In his chapter on homosexuality in The Moral Vision of the New Testament Richard Hays argues that in Romans 1:
Paul is offering a diagnosis of the disordered human condition: he adduces the fact of widespread homosexual behaviour as evidence that human beings are indeed in rebellion against their Creator. The fundamental human sin is the refusal to honor God and give God thanks (1:21); consequently, God’s wrath takes the form of letting human idolatry run its own self-destructive course. Homosexual activity, then, is not a provocation of ‘the wrath of God’ (Rom 1.18); rather, it is a consequence of God’s decision to ‘give up’ rebellious creatures to follow their own futile thinking and desires. The unrighteous behavior catalogued in Romans 1:26-31 is a list of symptoms: the underlying sickness of humanity as a whole, Jews and Greeks alike, is that they have turned away from God and fallen under the power of sin. (387)
Now, doesn’t that definition of “humanity” as “Jews and Greeks alike” strike you as odd? If Paul is offering a “diagnosis of the disordered human condition” or, as Ian Paul puts it in the Grove booklet on Same-Sex Unions, “telling the cosmic history of the failure of humanity” (24), why does Paul speak specifically of the coming wrath against the Greek (Rom. 2:9)?
I suppose Hays would argue that Paul took classical pagan idolatry and its ethical consequences to be representative of the human condition. But that’s just an assumption, and it’s not a very good one—see my book The Future of the People of God: Reading Romans Before and After Western Christendom for more.
The arena of divine action, the eschatological field of play, presupposed everywhere in the New Testament is the Greek-Roman world: from Caesar’s decree that the whole oikoumenē should be registered (Lk. 2:1), to Paul’s determination to proclaim the good news of Jesus’ lordship from Jerusalem via Illyricum and Rome to Spain (Rom. 15:19, 24), to his announcement in Athens that the God of Israel has fixed a day when he will judge the oikoumenē (Acts 17:31), to the climactic proclamation of judgment on Babylon the great, which is Rome (Rev. 18).

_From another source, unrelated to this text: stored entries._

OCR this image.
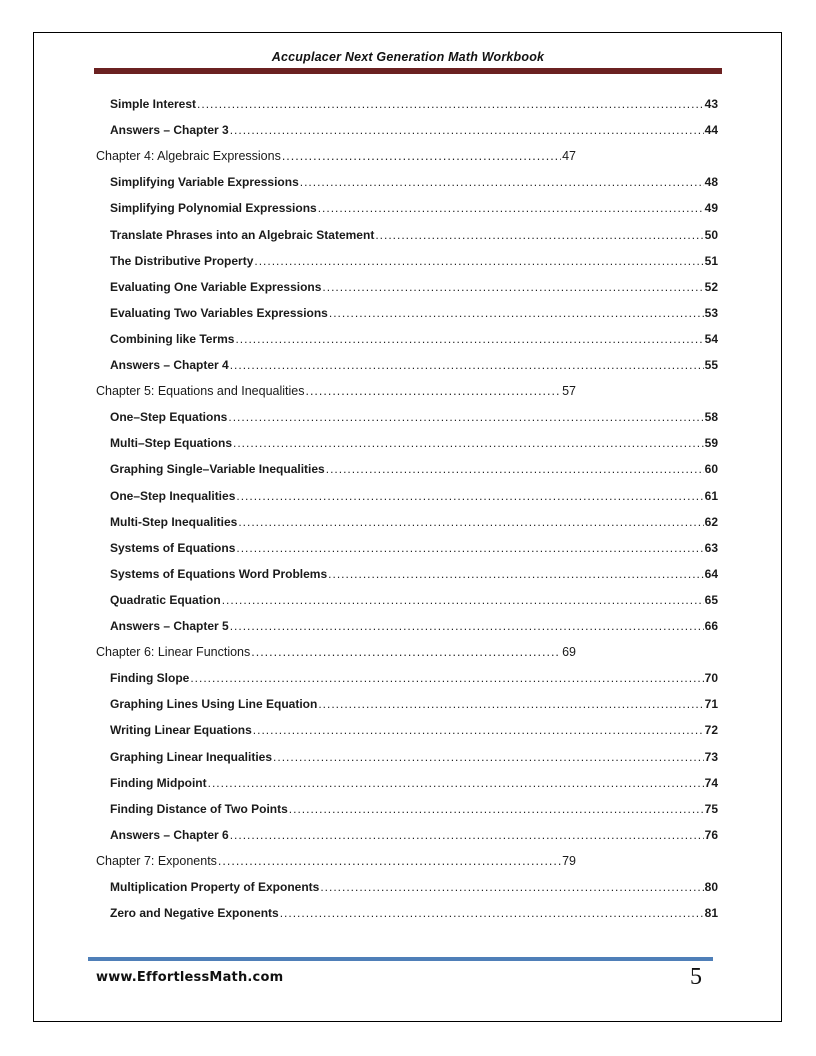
Accuplacer Next Generation Math Workbook
Simple Interest .....	43
Answers – Chapter 3 .....	44
Chapter 4: Algebraic Expressions .....	47
Simplifying Variable Expressions .....	48
Simplifying Polynomial Expressions .....	49
Translate Phrases into an Algebraic Statement .....	50
The Distributive Property .....	51
Evaluating One Variable Expressions .....	52
Evaluating Two Variables Expressions .....	53
Combining like Terms .....	54
Answers – Chapter 4 .....	55
Chapter 5: Equations and Inequalities .....	57
One–Step Equations .....	58
Multi–Step Equations .....	59
Graphing Single–Variable Inequalities .....	60
One–Step Inequalities .....	61
Multi-Step Inequalities .....	62
Systems of Equations .....	63
Systems of Equations Word Problems .....	64
Quadratic Equation .....	65
Answers – Chapter 5 .....	66
Chapter 6: Linear Functions .....	69
Finding Slope .....	70
Graphing Lines Using Line Equation .....	71
Writing Linear Equations .....	72
Graphing Linear Inequalities .....	73
Finding Midpoint .....	74
Finding Distance of Two Points .....	75
Answers – Chapter 6 .....	76
Chapter 7: Exponents .....	79
Multiplication Property of Exponents .....	80
Zero and Negative Exponents .....	81
www.EffortlessMath.com	5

Wrath came against the Greek world, the old idolatrous culture was judged by the man whom YHWH had appointed, the great pagan powers fell, the philosophers were co-opted; and for 1500 years or so the nations of the oikoumenē honoured the Creator, after a fashion.
Then, with the European Enlightenment, a new anti-theism arose, and again the oikoumenē turned its back on the Creator. But it did not exchange “the glory of the immortal God for images resembling mortal man and birds and animals and creeping things” (Rom. 1:23). It exchanged the glory of God for the glory of humanity. It stopped serving the Creator and instead pursued human self-interest by all means available, for better or for worse.
These are different narratives, following different pathways, towards different historical outcomes. We can, if we wish, make pagan idolatry a metaphor for the modern secular repudiation of the Creator, but we should not pretend that they are the same thing simply to save the superficial relevance of scripture.
Romans 1:18-32 is an accurate biblical-Jewish diagnosis of the corruption of ancient pagan society, and it is indispensable for how we tell our story. But it would be, in effect, a serious misdiagnosis of the corruption of modern secular society. Sexual depravity may well have been the defining characteristic of a pagan culture that so deeply offended Jewish sensibilities, but that is hardly the case today.
The church cannot afford to keep forcing its ethical analysis through the antiquated grid of Romans 1. We have to undertake our own prophetic diagnosis, we have to tell our own story.
Undoubtedly, the refusal of secular societies to worship the Creator is the starting point and, of course, sexual “impurity”—however we may understand that—remains a problem.
But surely it is rational, technologically advanced, unrestrained, globalised materialism that constitutes the fundamental modern offence against the Creator. Not sex.
It arises from the same place, but the sort of permissive wrath of God that Paul describes runs down historical and civilisational channels.
In the modern era it is the material world that is being so devastatingly dishonoured. It is our rampant, unthinking, everyday consumerism that embodies the offence in concrete personal actions—and for which, perhaps, we will receive the “due penalty” for our error (cf. Rom. 1:27).
And as Paul so scathingly noted in Romans 1-2, the people of God shares in the disorder of the prevailing culture and is complicit in the offence. Black Friday is not a good Friday.